Forum Eurafric : «La priorité de l'Afrique est l'accès à l'énergie»

Directeur de l'Agence de développement des entreprises en Afrique (Adea), Abdoulaye Kante en est persuadé : la priorité de l'Afrique en matière de développement est l'accès à l'énergie, si possible renouvelable. Un credo qu'il défendra lors du 18e Forum Eurafric, qui se tient jusqu'à vendredi, à Lyon.
(Crédits : Pixabay)

Pour 2019, quel est le principal défi énergétique pour le continent africain ?

Abdoulaye Kante : L'Afrique est un grand continent qui atteindra deux milliards d'habitants en 2050. Son taux de croissance annuel, de l'ordre de 4% à 5%, est constant depuis une vingtaine d'années. Mais il est confronté à son plus grand défi : l'électrification, qui est aujourd'hui à la base de tout développement. C'est un défi majeur de l'Agenda 2063, qui prévoit l'émergence économique de l'Afrique. Il existe trois points importants à évoquer. Tout d'abord, il faut être capable de consolider ce taux de croissance de 4% à 5% en produisant suffisant d'énergie. Deuxièmement : l'équipement des zones rurales, où plus de 100 millions de personnes sont toujours privées d'accès à l'énergie, doit être réalisé. Enfin, l'urbanisation accélérée des villes africaines doit s'accompagner d'une électrification adéquate, ce qui n'est pas le cas. Tant que ces trois points ne seront pas réglés, l'électrification restera une nécessité pour l'Afrique, avant tout autre chose.

Cela passe à la fois par un développement des réseaux, mais également des systèmes off-grid ?

A.K. : L'off-grid est central, car une part importante de la population africaine réside dans des zones non raccordées. C'est aujourd'hui le meilleur moyen d'accéder à l'énergie. Et c'est précisément pour cela que la transition énergétique est devenue incontournable pour de nombreux pays en Afrique. Les problèmes liés à l'urbanisation accélérée ne pourront pas être résolus par le réseau électrique, qui est vétuste et qui ne permet pas de répondre à la demande croissante.
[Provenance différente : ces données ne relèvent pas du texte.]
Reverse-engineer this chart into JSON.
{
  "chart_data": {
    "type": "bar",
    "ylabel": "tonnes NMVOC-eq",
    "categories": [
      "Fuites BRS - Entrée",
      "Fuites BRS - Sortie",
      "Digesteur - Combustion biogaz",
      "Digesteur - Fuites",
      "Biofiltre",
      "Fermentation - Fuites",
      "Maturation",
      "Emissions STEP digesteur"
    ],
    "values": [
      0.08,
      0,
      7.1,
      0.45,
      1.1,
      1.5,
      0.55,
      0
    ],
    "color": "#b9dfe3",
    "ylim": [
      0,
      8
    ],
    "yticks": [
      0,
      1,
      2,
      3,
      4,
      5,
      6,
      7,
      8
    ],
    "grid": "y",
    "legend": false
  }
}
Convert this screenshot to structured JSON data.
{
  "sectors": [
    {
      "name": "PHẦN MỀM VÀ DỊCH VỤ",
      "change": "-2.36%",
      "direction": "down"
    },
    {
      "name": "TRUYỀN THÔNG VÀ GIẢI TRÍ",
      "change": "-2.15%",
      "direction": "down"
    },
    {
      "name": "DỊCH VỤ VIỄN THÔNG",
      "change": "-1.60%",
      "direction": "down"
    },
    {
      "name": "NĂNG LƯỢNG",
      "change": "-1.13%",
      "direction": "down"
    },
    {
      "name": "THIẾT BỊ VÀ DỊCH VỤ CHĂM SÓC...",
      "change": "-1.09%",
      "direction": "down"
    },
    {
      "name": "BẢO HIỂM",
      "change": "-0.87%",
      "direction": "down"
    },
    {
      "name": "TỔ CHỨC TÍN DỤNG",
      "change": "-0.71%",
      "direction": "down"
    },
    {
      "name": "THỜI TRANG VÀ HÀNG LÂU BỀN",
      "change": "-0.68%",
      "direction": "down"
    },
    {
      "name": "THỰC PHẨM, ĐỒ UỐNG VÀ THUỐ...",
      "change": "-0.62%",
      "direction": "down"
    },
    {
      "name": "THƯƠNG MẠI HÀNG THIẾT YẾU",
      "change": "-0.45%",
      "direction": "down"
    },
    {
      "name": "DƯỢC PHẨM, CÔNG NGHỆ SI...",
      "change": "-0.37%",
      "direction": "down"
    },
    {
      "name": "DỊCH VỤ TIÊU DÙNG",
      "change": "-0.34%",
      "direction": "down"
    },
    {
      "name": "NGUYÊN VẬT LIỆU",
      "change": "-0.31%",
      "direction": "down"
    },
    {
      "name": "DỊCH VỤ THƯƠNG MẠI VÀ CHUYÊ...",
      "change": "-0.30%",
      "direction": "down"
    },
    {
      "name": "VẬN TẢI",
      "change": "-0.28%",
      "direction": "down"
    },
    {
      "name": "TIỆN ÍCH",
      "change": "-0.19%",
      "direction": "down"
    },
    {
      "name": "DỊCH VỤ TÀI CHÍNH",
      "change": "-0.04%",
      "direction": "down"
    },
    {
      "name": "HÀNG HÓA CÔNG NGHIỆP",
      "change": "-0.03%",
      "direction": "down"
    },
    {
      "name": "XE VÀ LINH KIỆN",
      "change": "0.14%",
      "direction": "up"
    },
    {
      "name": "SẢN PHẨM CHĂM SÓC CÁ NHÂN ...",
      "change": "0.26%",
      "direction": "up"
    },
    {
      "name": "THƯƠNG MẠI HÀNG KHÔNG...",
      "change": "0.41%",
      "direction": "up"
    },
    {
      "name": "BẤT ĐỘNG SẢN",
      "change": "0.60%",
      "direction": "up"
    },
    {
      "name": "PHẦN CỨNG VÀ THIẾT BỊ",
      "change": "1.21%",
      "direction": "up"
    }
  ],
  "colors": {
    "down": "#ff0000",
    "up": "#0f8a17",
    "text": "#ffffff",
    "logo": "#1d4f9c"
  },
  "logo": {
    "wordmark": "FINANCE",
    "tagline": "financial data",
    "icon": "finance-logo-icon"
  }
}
Les solutions qui se mettent lentement en place parlent d'efficacité énergétique ou même de smart city qui serait moins énergivore.

«Il faut aller vers les énergies renouvelables»

Ne devrait-on pas moderniser le réseau ?

A.K. : L'offre énergétique est aujourd'hui dérisoire par rapport à la demande qui existe. C'est en grande partie lié au fait que les réseaux de distribution d'électricité sur l'ensemble du continent, à l'exception du Maghreb et de l'Afrique du Sud, les installations de production -thermiques, parfois hydroélectriques- datent de l'indépendance. Elles coûtent cher et ne correspondent plus à la réalité énergétique du pays. Aujourd'hui, on est obligé de trouver des solutions plus rapides, à moindre coût. Le continent a un potentiel immense dans le solaire. Des barrages, il en faut dans les pays à fort potentiel comme en Guinée, mais cela prend du temps. Pour aller plus vite, il faut aller vers la transition énergétique, vers les énergies renouvelables -le solaire, la biomasse, la géothermie dans certains pays comme le Kenya. C'est là que tout va se jouer. Pour équiper les zones rurales, il est quand même plus simple, plus rapide, moins cher, et moins long d'installer des panneaux solaires que de construire un barrage.

Comment financer ce processus de transition énergétique ?

A.K. : Il y a des investisseurs privés, car les projets dont nous venons de parler sont de plus en plus rentables. Il est évidemment intéressant de noter que dans ce domaine, aujourd'hui, les pays émergents sont beaucoup plus dynamiques que l'Europe. Je parle bien sûr de la Chine, mais également de l'Inde qui propose de nouvelles technologies. Les bailleurs de fonds -en premier lieu la Banque mondiale- sont eux aussi en train d'orienter leurs financements vers ce type d'énergies. Ce sont deux éléments positifs qu'il faut noter. Il manque encore une prise de conscience générale de l'ensemble des pays, et certainement plus de financements de la part des bailleurs de fonds. L'Afrique a besoin de 10GW supplémentaires par an ; c'est-à-dire 10 milliards de dollars d'investissements. L'énergie est le point de départ de tout développement. Je ne parle pas de plan Marshall, mais il faut qu'à un moment, l'ensemble des bailleurs de fonds orientent leurs financements en priorité vers l'accès à l'énergie.